Mosimann R, Loup P
Helv Chir Acta. 1978 May;45(1-2):181-96.
We observed 16 patients suffering from postoperative gastritis: 8 after a truncal vagotomy with pyloroplasty, 6 after a Billroth II type gastrectomy, 1 after a truncal vagotomy with a Billroth I type antrectomy, 1 after correction of a hiatal hernia with pyloroplasty. Symptoms appeared from 1 month to 16 years after surgery. They consisted in epigastric pain, nausea, vomiting, weight loss. The diagnosis is established essentially on the clinical picture and the endoscopy, which shows the presence of bile in the stomach and hyperemia of the mucosa. Microscopic lesions are constant, but there is no histologic specificity. 12 of 16 patients were operated on (Roux-enY loop).

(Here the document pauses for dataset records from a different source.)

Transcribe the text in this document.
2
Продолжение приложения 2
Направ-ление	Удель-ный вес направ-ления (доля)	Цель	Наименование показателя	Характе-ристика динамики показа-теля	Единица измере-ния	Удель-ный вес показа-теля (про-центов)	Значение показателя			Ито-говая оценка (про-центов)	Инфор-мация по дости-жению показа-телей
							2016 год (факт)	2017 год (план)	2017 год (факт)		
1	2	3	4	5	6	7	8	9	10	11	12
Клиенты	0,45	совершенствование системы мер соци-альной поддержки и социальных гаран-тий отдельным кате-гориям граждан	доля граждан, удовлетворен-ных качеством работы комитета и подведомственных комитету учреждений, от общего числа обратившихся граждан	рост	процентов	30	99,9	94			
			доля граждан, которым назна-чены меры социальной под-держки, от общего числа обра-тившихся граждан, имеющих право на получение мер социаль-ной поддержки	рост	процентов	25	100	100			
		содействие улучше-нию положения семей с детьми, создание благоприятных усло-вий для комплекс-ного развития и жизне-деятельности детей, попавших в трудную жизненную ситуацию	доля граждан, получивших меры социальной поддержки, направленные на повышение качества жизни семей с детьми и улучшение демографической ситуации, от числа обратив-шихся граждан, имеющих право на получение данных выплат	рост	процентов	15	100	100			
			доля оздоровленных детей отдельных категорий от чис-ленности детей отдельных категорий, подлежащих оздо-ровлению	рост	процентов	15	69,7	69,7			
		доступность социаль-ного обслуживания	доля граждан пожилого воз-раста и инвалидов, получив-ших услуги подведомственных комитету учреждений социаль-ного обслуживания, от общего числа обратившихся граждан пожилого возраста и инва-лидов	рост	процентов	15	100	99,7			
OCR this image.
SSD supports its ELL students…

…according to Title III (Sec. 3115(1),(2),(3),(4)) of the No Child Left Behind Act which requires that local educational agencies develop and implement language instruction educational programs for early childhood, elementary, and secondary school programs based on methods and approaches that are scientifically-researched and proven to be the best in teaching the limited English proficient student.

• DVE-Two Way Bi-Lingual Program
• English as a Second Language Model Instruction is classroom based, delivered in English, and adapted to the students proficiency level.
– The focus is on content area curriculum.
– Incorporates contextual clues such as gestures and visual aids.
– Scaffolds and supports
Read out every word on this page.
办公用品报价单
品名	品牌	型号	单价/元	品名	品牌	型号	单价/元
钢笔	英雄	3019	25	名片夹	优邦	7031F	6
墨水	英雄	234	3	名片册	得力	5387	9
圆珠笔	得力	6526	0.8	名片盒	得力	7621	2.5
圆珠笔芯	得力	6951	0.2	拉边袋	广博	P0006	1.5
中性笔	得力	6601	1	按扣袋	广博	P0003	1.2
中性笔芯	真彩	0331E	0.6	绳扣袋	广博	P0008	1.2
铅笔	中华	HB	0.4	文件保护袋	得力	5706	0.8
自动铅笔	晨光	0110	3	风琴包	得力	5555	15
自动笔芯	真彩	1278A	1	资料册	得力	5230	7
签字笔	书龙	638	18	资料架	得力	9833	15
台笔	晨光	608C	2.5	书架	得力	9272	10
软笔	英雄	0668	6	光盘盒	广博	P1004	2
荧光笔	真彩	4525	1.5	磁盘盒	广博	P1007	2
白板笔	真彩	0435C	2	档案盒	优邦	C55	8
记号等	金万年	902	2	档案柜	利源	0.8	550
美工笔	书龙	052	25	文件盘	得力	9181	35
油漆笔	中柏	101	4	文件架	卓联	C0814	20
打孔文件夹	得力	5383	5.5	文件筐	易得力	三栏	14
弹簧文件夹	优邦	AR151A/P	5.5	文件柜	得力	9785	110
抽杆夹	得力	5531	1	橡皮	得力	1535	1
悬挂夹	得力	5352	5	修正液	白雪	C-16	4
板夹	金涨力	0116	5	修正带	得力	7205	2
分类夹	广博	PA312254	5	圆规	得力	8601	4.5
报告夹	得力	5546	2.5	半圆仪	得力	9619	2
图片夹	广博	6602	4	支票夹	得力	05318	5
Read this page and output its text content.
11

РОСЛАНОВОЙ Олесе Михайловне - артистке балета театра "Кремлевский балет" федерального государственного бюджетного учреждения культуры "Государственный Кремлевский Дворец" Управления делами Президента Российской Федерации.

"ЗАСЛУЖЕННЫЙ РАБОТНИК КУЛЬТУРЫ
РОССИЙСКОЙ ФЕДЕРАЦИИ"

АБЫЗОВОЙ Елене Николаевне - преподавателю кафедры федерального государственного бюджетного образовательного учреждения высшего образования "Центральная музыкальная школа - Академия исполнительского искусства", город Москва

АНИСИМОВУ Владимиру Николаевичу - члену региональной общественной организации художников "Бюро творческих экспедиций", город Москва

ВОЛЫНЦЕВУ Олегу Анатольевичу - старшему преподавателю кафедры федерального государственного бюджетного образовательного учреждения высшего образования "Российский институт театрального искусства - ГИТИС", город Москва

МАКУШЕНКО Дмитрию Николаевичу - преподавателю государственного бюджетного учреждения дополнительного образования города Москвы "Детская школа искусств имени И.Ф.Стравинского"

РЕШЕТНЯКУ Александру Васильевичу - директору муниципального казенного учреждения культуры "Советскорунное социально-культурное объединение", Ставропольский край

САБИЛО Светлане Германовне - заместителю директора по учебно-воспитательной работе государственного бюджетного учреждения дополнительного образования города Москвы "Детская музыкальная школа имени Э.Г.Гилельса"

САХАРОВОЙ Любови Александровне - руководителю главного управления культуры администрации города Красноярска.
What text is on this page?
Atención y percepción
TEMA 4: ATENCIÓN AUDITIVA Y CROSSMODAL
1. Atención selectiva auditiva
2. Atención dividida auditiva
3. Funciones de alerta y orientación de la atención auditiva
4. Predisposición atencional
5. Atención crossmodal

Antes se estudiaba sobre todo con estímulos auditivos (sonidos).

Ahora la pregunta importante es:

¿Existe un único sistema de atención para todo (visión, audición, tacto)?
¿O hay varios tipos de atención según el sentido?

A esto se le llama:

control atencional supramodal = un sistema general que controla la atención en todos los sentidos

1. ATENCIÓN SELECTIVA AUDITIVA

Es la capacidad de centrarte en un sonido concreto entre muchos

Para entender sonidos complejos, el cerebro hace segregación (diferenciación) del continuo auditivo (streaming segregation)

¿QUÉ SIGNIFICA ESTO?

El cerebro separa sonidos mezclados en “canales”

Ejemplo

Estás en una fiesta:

The reflux was suppressed in each case. Results of the operation were excellent or good in 10 patients, fair in one and unsatisfactory in one.
我们观察了16例术后胃炎患者:8例为行迷走神经切断术加幽门成形术之后,6例为毕Ⅱ式胃切除术后,1例为迷走神经切断术加毕Ⅰ式胃窦切除术后,1例为食管裂孔疝修补术加幽门成形术后。症状出现在术后1个月至16年。症状包括上腹部疼痛、恶心、呕吐、体重减轻。诊断主要基于临床表现和内镜检查,内镜检查显示胃内有胆汁且黏膜充血。微观病变是持续存在的,但没有组织学特异性。16例患者中有12例接受了手术( Roux-en-Y袢)。每种情况下反流均得到抑制。10例患者手术结果为优或良,1例为尚可,1例为不满意。